7. Discussion and conclusions
During the Digital Methods summer school 2017, a few first explorations have been made to explore data-intensive infrastructures. Then a strong focus was put on web sources, cloud infrastructures and tracking of data apps. The results of this project was to expand and develop tools, methods and protocols for analysing apps in the wider, in most cases invisible, infrastructure of data-trafficking. Because apps have their own medium-specificity (Rogers 2013) they can’t be simply approached through earlier methods. By developing tools and methods specifically for mobile app, a better understanding is created of both the passive technological infrastructures and active data-flows.

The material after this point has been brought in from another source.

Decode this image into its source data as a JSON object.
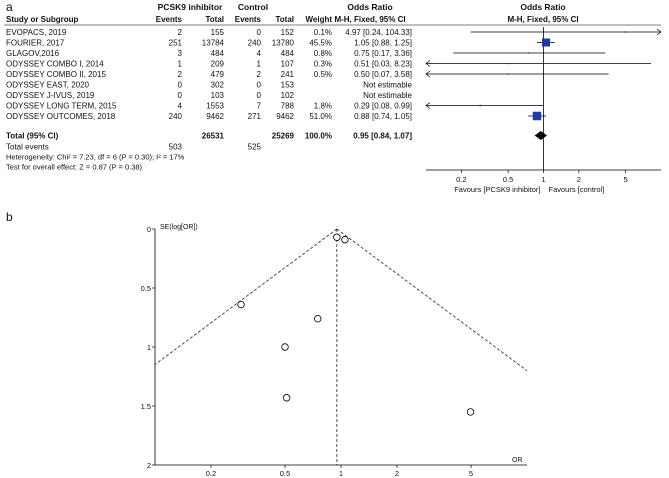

Looking at the apps environment (Light et al 2016) and the broader data ecology (Gerlitz & Helmond 2013) has resulted in a diverse and more active web of trackers and third parties, especially advertising and analytics companies. Analytic trackers were so dominants in the app ecology that they could be described as being infrastructural or hard-coded in the apps themselves and can be taken as basic parts of the range of intimate apps. Although the infrastructural basis of analytics and advertising is a new discovery, it isn't surprising within the broader data ecology in which data has been discovered as being both informational and able to be commodified (Van Dijck et al 2016). Intimate data, like any other personal data can be tracked, followed and stored (Agre 1994). “Big data” is the result of a specific technological imaginary that rests on a mythological belief in the value of quantification and faith in its ability to model reality (boyd and Crawford 2012). Mapping data-flows and third parties involved can generate a better understanding of this technological and economic phantasy and to create a critical stance towards it. One of the big problems we are facing and which will continue to be problematic is obfuscation and blackboxing of apps. As our research showed, apps are better secured which seems a positive thing because data generated on apps is harder to be extracted. Yet in order to be able to understand and take measure against the proliferating misuse of data-flows, insight is needed into these data-flows. The result is that researchers constantly have to adjust themselves to the changing data ecologies, repurposing and changing their methods and tools to be able to analyse the newests changes and challenges to be able to keep mapping the data-flows.